Hacker News new | ask | show | jobs
by brunorsini 1089 days ago
"There is nothing, I repeat nothing, more intimidating than an empty text box staring you in the face."

Talk about a hyperbolic opening line.

Is it really that intimidating to have an empty text box on Whatsapp or your favorite SMS app? No, as you expect to have an appropriate response coming from the other side, pretty much regardless of what your input is.

As a frequent user of ChatGPT, I've come to expect the same in there. And it works great, without me having to study any "prompt engineering". In fact, as it gets updated, I get frustrated less and less often — unlike my experience using Bard, which can be better for a few tasks but often returns opaque errors that do feel frustrating. The solution here is clearly for the model to improve, and one doesn't even need a leap of faith — just look at what OpenAI is already delivering!

Talking to a competent LLM is nothing like talking to bash or dos. I also get frustrated when I sometimes have to ask for the same thing in a slightly different way... but that's still almost always faster than searching for the right button or submenu in most creation-oriented software. Whoever is waiting for Word or Google Docs to add a "write this in business-formal email tone" dropdown menu to the UI clearly hasn't grokked the true shift we're about to go through in computing.

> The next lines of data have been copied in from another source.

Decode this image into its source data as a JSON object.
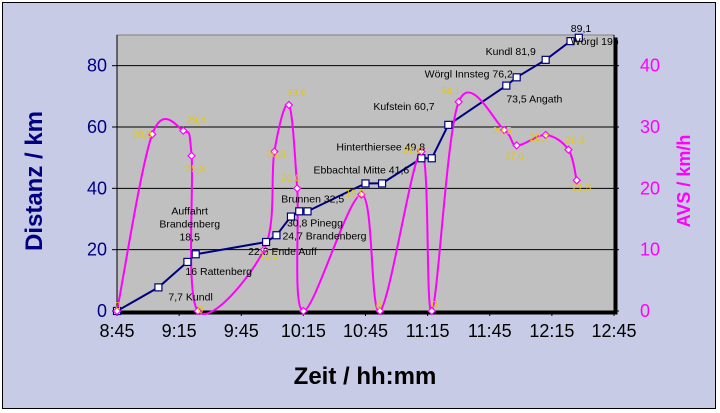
{
  "chart_data": {
    "type": "line",
    "xlabel": "Zeit / hh:mm",
    "ylabel_left": "Distanz / km",
    "ylabel_right": "AVS / km/h",
    "x_ticks": [
      "8:45",
      "9:15",
      "9:45",
      "10:15",
      "10:45",
      "11:15",
      "11:45",
      "12:15",
      "12:45"
    ],
    "xlim": [
      "8:45",
      "12:45"
    ],
    "y_left_ticks": [
      "0",
      "20",
      "40",
      "60",
      "80"
    ],
    "ylim_left": [
      0,
      90
    ],
    "y_right_ticks": [
      "0",
      "10",
      "20",
      "30",
      "40"
    ],
    "ylim_right": [
      0,
      45
    ],
    "grid": "horizontal",
    "colors": {
      "distance": "#000080",
      "speed": "#ff00ff",
      "speed_labels": "#e6c800",
      "plot_bg": "#c0c0c0",
      "outer_bg": "#c7cbe5"
    },
    "series": [
      {
        "axis": "left",
        "color": "#000080",
        "marker": "square",
        "points": [
          {
            "x": "8:45",
            "y": 0
          },
          {
            "x": "9:05",
            "y": 7.7,
            "label": "7,7 Kundl"
          },
          {
            "x": "9:19",
            "y": 16,
            "label": "16 Rattenberg"
          },
          {
            "x": "9:23",
            "y": 18.5,
            "label": "Auffahrt\nBrandenberg\n18,5"
          },
          {
            "x": "9:57",
            "y": 22.5,
            "label": "22,5 Ende Auff"
          },
          {
            "x": "10:02",
            "y": 24.7,
            "label": "24,7 Brandenberg"
          },
          {
            "x": "10:09",
            "y": 30.8,
            "label": "30,8 Pinegg"
          },
          {
            "x": "10:13",
            "y": 32.5,
            "label": "Brunnen 32,5"
          },
          {
            "x": "10:17",
            "y": 32.5
          },
          {
            "x": "10:45",
            "y": 41.6,
            "label": "Ebbachtal Mitte 41,6"
          },
          {
            "x": "10:53",
            "y": 41.6
          },
          {
            "x": "11:12",
            "y": 49.8,
            "label": "Hinterthiersee 49,8"
          },
          {
            "x": "11:17",
            "y": 49.8
          },
          {
            "x": "11:25",
            "y": 60.7,
            "label": "Kufstein 60,7"
          },
          {
            "x": "11:53",
            "y": 73.5,
            "label": "73,5 Angath"
          },
          {
            "x": "11:58",
            "y": 76.2,
            "label": "Wörgl Innsteg 76,2"
          },
          {
            "x": "12:12",
            "y": 81.9,
            "label": "Kundl 81,9"
          },
          {
            "x": "12:24",
            "y": 88
          },
          {
            "x": "12:28",
            "y": 89.1,
            "label": "89,1\nWörgl 19b"
          }
        ]
      },
      {
        "axis": "right",
        "color": "#ff00ff",
        "marker": "diamond",
        "points": [
          {
            "x": "8:45",
            "y": 0,
            "label": "0"
          },
          {
            "x": "9:02",
            "y": 28.8,
            "label": "28,8"
          },
          {
            "x": "9:17",
            "y": 29.4,
            "label": "29,4"
          },
          {
            "x": "9:21",
            "y": 25.3,
            "label": "25,3"
          },
          {
            "x": "9:24",
            "y": 0,
            "label": "0"
          },
          {
            "x": "9:56",
            "y": 10,
            "label": "10,0"
          },
          {
            "x": "10:01",
            "y": 26,
            "label": "26,0"
          },
          {
            "x": "10:08",
            "y": 33.6,
            "label": "33,6"
          },
          {
            "x": "10:12",
            "y": 20,
            "label": "20,0"
          },
          {
            "x": "10:15",
            "y": 0
          },
          {
            "x": "10:43",
            "y": 19,
            "label": "19,0"
          },
          {
            "x": "10:52",
            "y": 0,
            "label": "0"
          },
          {
            "x": "11:12",
            "y": 26,
            "label": "26,0"
          },
          {
            "x": "11:17",
            "y": 0,
            "label": "0"
          },
          {
            "x": "11:30",
            "y": 34.1,
            "label": "34,1"
          },
          {
            "x": "11:52",
            "y": 29.5,
            "label": "29,5"
          },
          {
            "x": "11:58",
            "y": 27,
            "label": "27,0"
          },
          {
            "x": "12:12",
            "y": 28.7,
            "label": "28,7"
          },
          {
            "x": "12:23",
            "y": 26.3,
            "label": "26,3"
          },
          {
            "x": "12:27",
            "y": 21.3,
            "label": "21,3"
          }
        ]
      }
    ]
  }
}
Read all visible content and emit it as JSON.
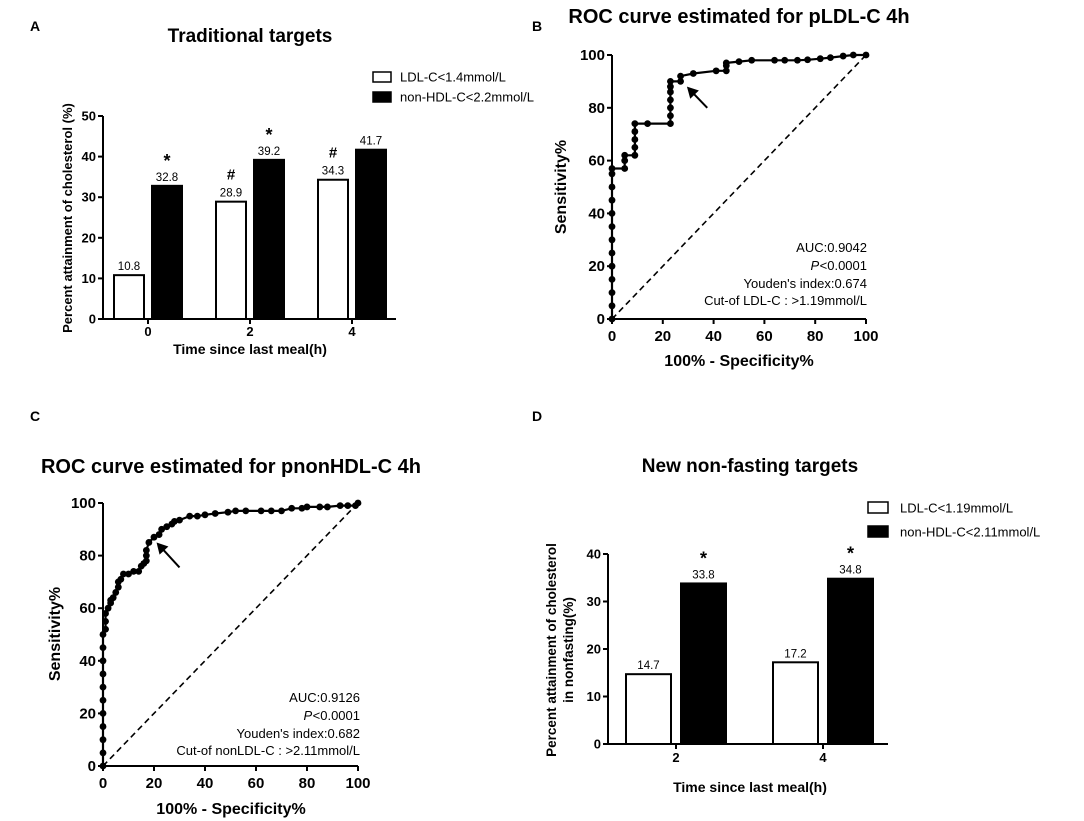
{
  "chart_data": [
    {
      "panel": "A",
      "type": "bar",
      "title": "Traditional targets",
      "xlabel": "Time since last meal(h)",
      "ylabel": "Percent attainment of cholesterol (%)",
      "ylim": [
        0,
        50
      ],
      "yticks": [
        "0",
        "10",
        "20",
        "30",
        "40",
        "50"
      ],
      "categories": [
        "0",
        "2",
        "4"
      ],
      "series": [
        {
          "name": "LDL-C<1.4mmol/L",
          "fill": "#ffffff",
          "values": [
            10.8,
            28.9,
            34.3
          ],
          "labels": [
            "10.8",
            "28.9",
            "34.3"
          ],
          "marks": [
            "",
            "#",
            "#"
          ]
        },
        {
          "name": "non-HDL-C<2.2mmol/L",
          "fill": "#000000",
          "values": [
            32.8,
            39.2,
            41.7
          ],
          "labels": [
            "32.8",
            "39.2",
            "41.7"
          ],
          "marks": [
            "*",
            "*",
            ""
          ]
        }
      ],
      "legend": "top-right"
    },
    {
      "panel": "B",
      "type": "line",
      "title": "ROC curve estimated for pLDL-C 4h",
      "xlabel": "100% - Specificity%",
      "ylabel": "Sensitivity%",
      "xlim": [
        0,
        100
      ],
      "ylim": [
        0,
        100
      ],
      "xticks": [
        "0",
        "20",
        "40",
        "60",
        "80",
        "100"
      ],
      "yticks": [
        "0",
        "20",
        "40",
        "60",
        "80",
        "100"
      ],
      "points": [
        [
          0,
          0
        ],
        [
          0,
          5
        ],
        [
          0,
          10
        ],
        [
          0,
          15
        ],
        [
          0,
          20
        ],
        [
          0,
          25
        ],
        [
          0,
          30
        ],
        [
          0,
          35
        ],
        [
          0,
          40
        ],
        [
          0,
          45
        ],
        [
          0,
          50
        ],
        [
          0,
          55
        ],
        [
          0,
          57
        ],
        [
          5,
          57
        ],
        [
          5,
          60
        ],
        [
          5,
          62
        ],
        [
          9,
          62
        ],
        [
          9,
          65
        ],
        [
          9,
          68
        ],
        [
          9,
          71
        ],
        [
          9,
          74
        ],
        [
          14,
          74
        ],
        [
          23,
          74
        ],
        [
          23,
          77
        ],
        [
          23,
          80
        ],
        [
          23,
          83
        ],
        [
          23,
          86
        ],
        [
          23,
          88
        ],
        [
          23,
          90
        ],
        [
          27,
          90
        ],
        [
          27,
          92
        ],
        [
          32,
          93
        ],
        [
          41,
          94
        ],
        [
          45,
          94
        ],
        [
          45,
          96
        ],
        [
          45,
          97
        ],
        [
          50,
          97.5
        ],
        [
          55,
          98
        ],
        [
          64,
          98
        ],
        [
          68,
          98
        ],
        [
          73,
          98
        ],
        [
          77,
          98.2
        ],
        [
          82,
          98.6
        ],
        [
          86,
          99
        ],
        [
          91,
          99.6
        ],
        [
          95,
          100
        ],
        [
          100,
          100
        ]
      ],
      "reference_line": [
        [
          0,
          0
        ],
        [
          100,
          100
        ]
      ],
      "arrow": {
        "from": [
          37.5,
          80
        ],
        "to": [
          29.5,
          88
        ]
      },
      "annotation": {
        "auc": "AUC:0.9042",
        "p_prefix": "P",
        "p_rest": "<0.0001",
        "youden": "Youden's index:0.674",
        "cutoff": "Cut-of LDL-C : >1.19mmol/L"
      }
    },
    {
      "panel": "C",
      "type": "line",
      "title": "ROC curve estimated for pnonHDL-C 4h",
      "xlabel": "100% - Specificity%",
      "ylabel": "Sensitivity%",
      "xlim": [
        0,
        100
      ],
      "ylim": [
        0,
        100
      ],
      "xticks": [
        "0",
        "20",
        "40",
        "60",
        "80",
        "100"
      ],
      "yticks": [
        "0",
        "20",
        "40",
        "60",
        "80",
        "100"
      ],
      "points": [
        [
          0,
          0
        ],
        [
          0,
          5
        ],
        [
          0,
          10
        ],
        [
          0,
          15
        ],
        [
          0,
          20
        ],
        [
          0,
          25
        ],
        [
          0,
          30
        ],
        [
          0,
          35
        ],
        [
          0,
          40
        ],
        [
          0,
          45
        ],
        [
          0,
          50
        ],
        [
          1,
          52
        ],
        [
          1,
          55
        ],
        [
          1,
          58
        ],
        [
          2,
          60
        ],
        [
          3,
          62
        ],
        [
          3,
          63
        ],
        [
          4,
          64
        ],
        [
          5,
          66
        ],
        [
          6,
          68
        ],
        [
          6,
          70
        ],
        [
          7,
          71
        ],
        [
          8,
          73
        ],
        [
          10,
          73
        ],
        [
          12,
          74
        ],
        [
          14,
          74
        ],
        [
          15,
          76
        ],
        [
          16,
          77
        ],
        [
          17,
          78
        ],
        [
          17,
          80
        ],
        [
          17,
          82
        ],
        [
          18,
          85
        ],
        [
          20,
          87
        ],
        [
          22,
          88
        ],
        [
          23,
          90
        ],
        [
          25,
          91
        ],
        [
          27,
          92
        ],
        [
          28,
          93
        ],
        [
          30,
          93.5
        ],
        [
          34,
          95
        ],
        [
          37,
          95
        ],
        [
          40,
          95.5
        ],
        [
          44,
          96
        ],
        [
          49,
          96.5
        ],
        [
          52,
          97
        ],
        [
          56,
          97
        ],
        [
          62,
          97
        ],
        [
          66,
          97
        ],
        [
          70,
          97
        ],
        [
          74,
          98
        ],
        [
          78,
          98
        ],
        [
          80,
          98.5
        ],
        [
          85,
          98.5
        ],
        [
          88,
          98.5
        ],
        [
          93,
          99
        ],
        [
          96,
          99
        ],
        [
          99,
          99
        ],
        [
          100,
          100
        ]
      ],
      "reference_line": [
        [
          0,
          0
        ],
        [
          100,
          100
        ]
      ],
      "arrow": {
        "from": [
          30,
          75.5
        ],
        "to": [
          21,
          85
        ]
      },
      "annotation": {
        "auc": "AUC:0.9126",
        "p_prefix": "P",
        "p_rest": "<0.0001",
        "youden": "Youden's index:0.682",
        "cutoff": "Cut-of nonLDL-C : >2.11mmol/L"
      }
    },
    {
      "panel": "D",
      "type": "bar",
      "title": "New non-fasting targets",
      "xlabel": "Time since last meal(h)",
      "ylabel": [
        "Percent attainment of cholesterol",
        "in nonfasting(%)"
      ],
      "ylim": [
        0,
        40
      ],
      "yticks": [
        "0",
        "10",
        "20",
        "30",
        "40"
      ],
      "categories": [
        "2",
        "4"
      ],
      "series": [
        {
          "name": "LDL-C<1.19mmol/L",
          "fill": "#ffffff",
          "values": [
            14.7,
            17.2
          ],
          "labels": [
            "14.7",
            "17.2"
          ],
          "marks": [
            "",
            ""
          ]
        },
        {
          "name": "non-HDL-C<2.11mmol/L",
          "fill": "#000000",
          "values": [
            33.8,
            34.8
          ],
          "labels": [
            "33.8",
            "34.8"
          ],
          "marks": [
            "*",
            "*"
          ]
        }
      ],
      "legend": "top-right"
    }
  ]
}
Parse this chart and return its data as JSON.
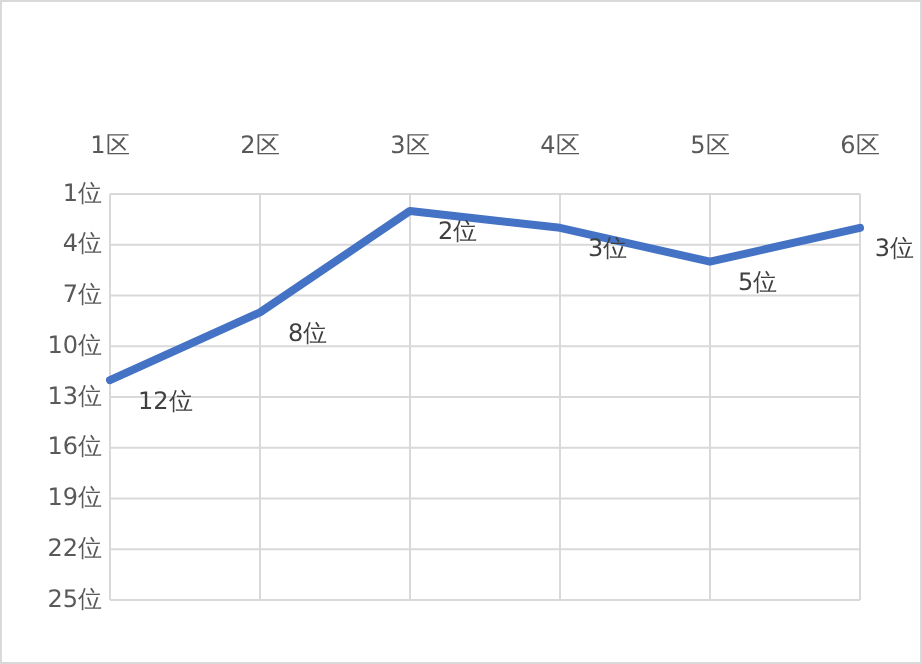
{
  "chart_data": {
    "type": "line",
    "categories": [
      "1区",
      "2区",
      "3区",
      "4区",
      "5区",
      "6区"
    ],
    "series": [
      {
        "color": "#4472c4",
        "values": [
          12,
          8,
          2,
          3,
          5,
          3
        ],
        "value_labels": [
          "12位",
          "8位",
          "2位",
          "3位",
          "5位",
          "3位"
        ]
      }
    ],
    "ylim": [
      25,
      1
    ],
    "yticks": [
      {
        "value": 1,
        "label": "1位"
      },
      {
        "value": 4,
        "label": "4位"
      },
      {
        "value": 7,
        "label": "7位"
      },
      {
        "value": 10,
        "label": "10位"
      },
      {
        "value": 13,
        "label": "13位"
      },
      {
        "value": 16,
        "label": "16位"
      },
      {
        "value": 19,
        "label": "19位"
      },
      {
        "value": 22,
        "label": "22位"
      },
      {
        "value": 25,
        "label": "25位"
      }
    ],
    "grid": true,
    "marker": "none",
    "line_style": "solid"
  }
}
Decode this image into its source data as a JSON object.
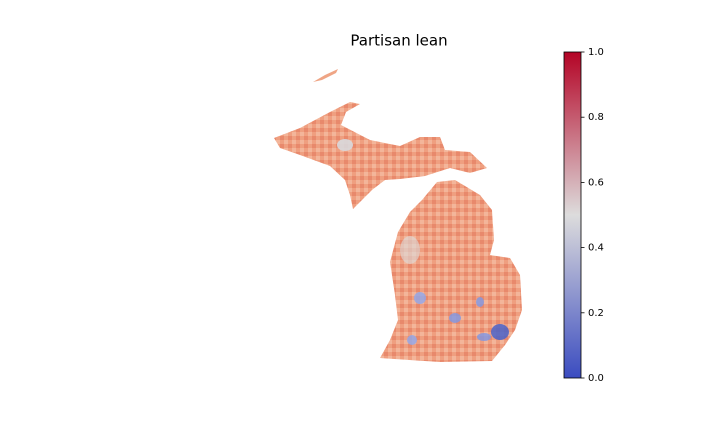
{
  "title": "Partisan lean",
  "colorbar": {
    "colormap": "coolwarm",
    "colors": [
      "#3b4cc0",
      "#dddcdc",
      "#b40426"
    ],
    "lim": [
      0,
      1
    ],
    "ticks": [
      {
        "value": 0,
        "label": "0.0"
      },
      {
        "value": 0.2,
        "label": "0.2"
      },
      {
        "value": 0.4,
        "label": "0.4"
      },
      {
        "value": 0.6,
        "label": "0.6"
      },
      {
        "value": 0.8,
        "label": "0.8"
      },
      {
        "value": 1,
        "label": "1.0"
      }
    ]
  }
}
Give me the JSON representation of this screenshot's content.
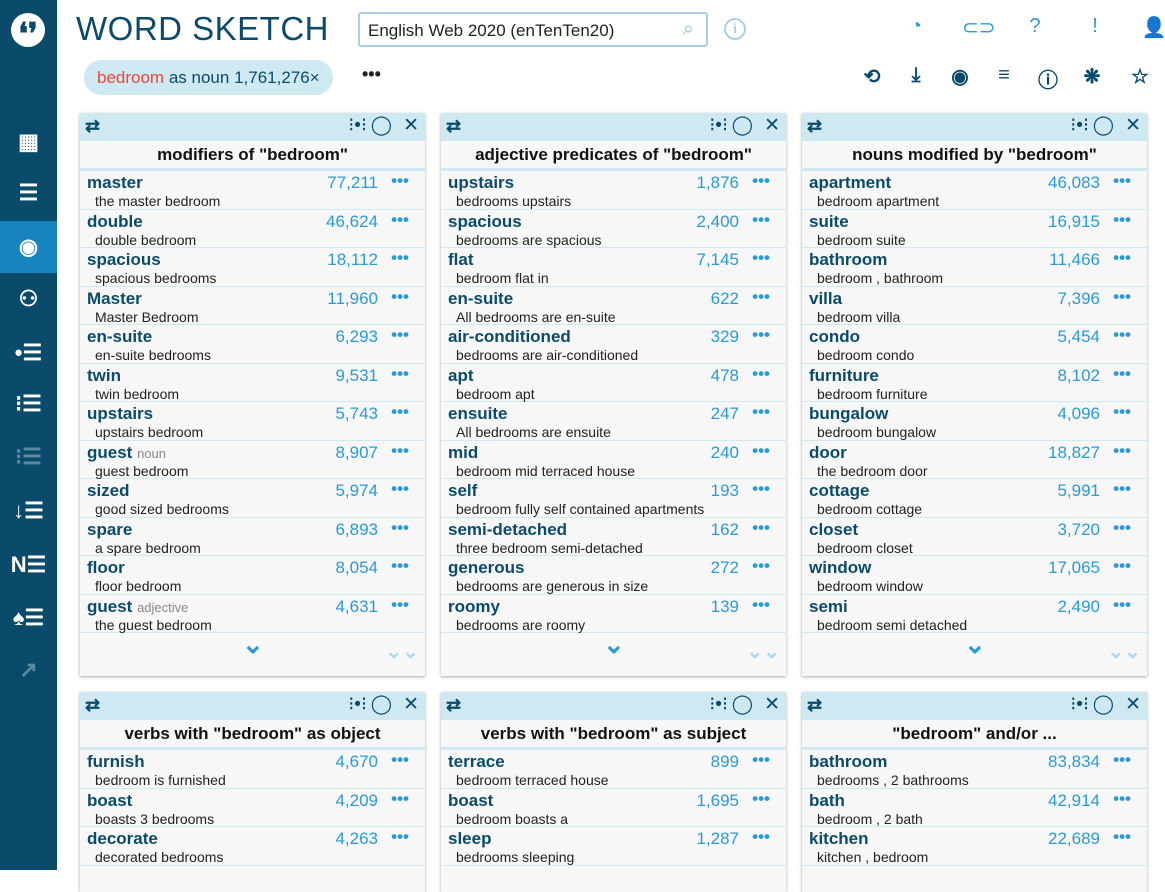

Incidentally, I am often using ChatGPT to help me do more advanced / rarely used tasks in software from Avid Pro Tools to Adobe Premiere. And I can't remember a single time when doing this was slower or more frustrating than reaching out to either Google or the software's own "help" section.

Of course we'll have more input options. It makes tons of sense for things like image or video generation. I bet the models will also soon be outputting more and more "interactive elements" that will aid in refining results. But I have a feeling the opening text box (or, better yet, the open ears of a friendly audio assistant) is here to stay.

3 comments

> or, better yet, the open ears of a friendly audio assistant

It’s interesting you mention this. I’ve been wondering this for a while now - there have been made leaps recently in LLMs, speech synthesis and speech recognition. There are sophisticated language models, computer voices that are hard to distinguish from real humans, and software that can reliably understand even the worst recording of someone speaking. Yet still, those three components have not yet been integrated in a next generation Alexa yet. But why? It doesn’t even sound particularly complicated (on the scale of all the prior art necessary).

It makes it seem creepy and hides that it’s a robot. The limitations are easier to understand when someone knows it isn’t a human.
BingChat already takes voice input and gives voice replies, but still requires the push of a button in the UI to start, it still can't run as a voice assistant in the background.
Principal–agent problem! Previous generation assistants have been frozen in time by managerial capitalism. This is evident in literally all the incumbents that matter in the western world: Google, Amazon, Apple, Microsoft and Samsung.

It took founder-led OpenAI to kick everyone in the butt. Thankfully the wheels are moving again to get to what you're describing, an inevitability in the very near future.

Who are the principal and the agent here?
Sam Altman is the principal. The agents are MAMAA middle managers, who are often also smart (though I'm clearly biased here, having been one of those in my previous life) but highly incentivized to be obedient and risk-averse.
> Is it really that intimidating to have an empty text box on Whatsapp or your favorite SMS app? No, as you expect to have an appropriate response coming from the other side, pretty much regardless of what your input is.

Yes, very much yes - sure, I can expect to get an appropriate response, but that doesn't change the fact I don't know what to write about to start the conversation. Empty text box does indeed scare me - if I want to write something, but have no good idea what to write (or more than couple competing ideas that feel equivalent), my mind simply goes blank.

Yes, this applies to ChatGPT too. There's million of things I want to bounce off GPT-4. But when I have the time, none of those things come to mind.

Surely the author and I are not the only ones in this. There's a reason the "fear of empty page" is a term amongst writers. There's a reason you may occasionally hear of the "fear of empty text editor" in context of programming.

Of course, if I know what I want, then it's all fine - except, I find myself constantly constrained by my own typing speed. Doubly so now, with the recently improved response time of OpenAI's GPT endpoints.

Do you go to google.com when you have nothing to search for?

When you do, does the current opening UI feel that inadequate?

There's a simple reason they haven't added tons of UI elements for things like advanced search operators: the vast majority of the queries and the vast majority of users simply don't need them to get what they want from the tool.

FWIW, they have no reliable way of measuring what "vast majority of users" "want from the tool", or when they get it. Users navigating to one of the search results and abandoning the search may mean they found what they want - or it may just mean they gave up.
"There is nothing, I repeat nothing, more intimidating than your blind date across the table staring you in the face."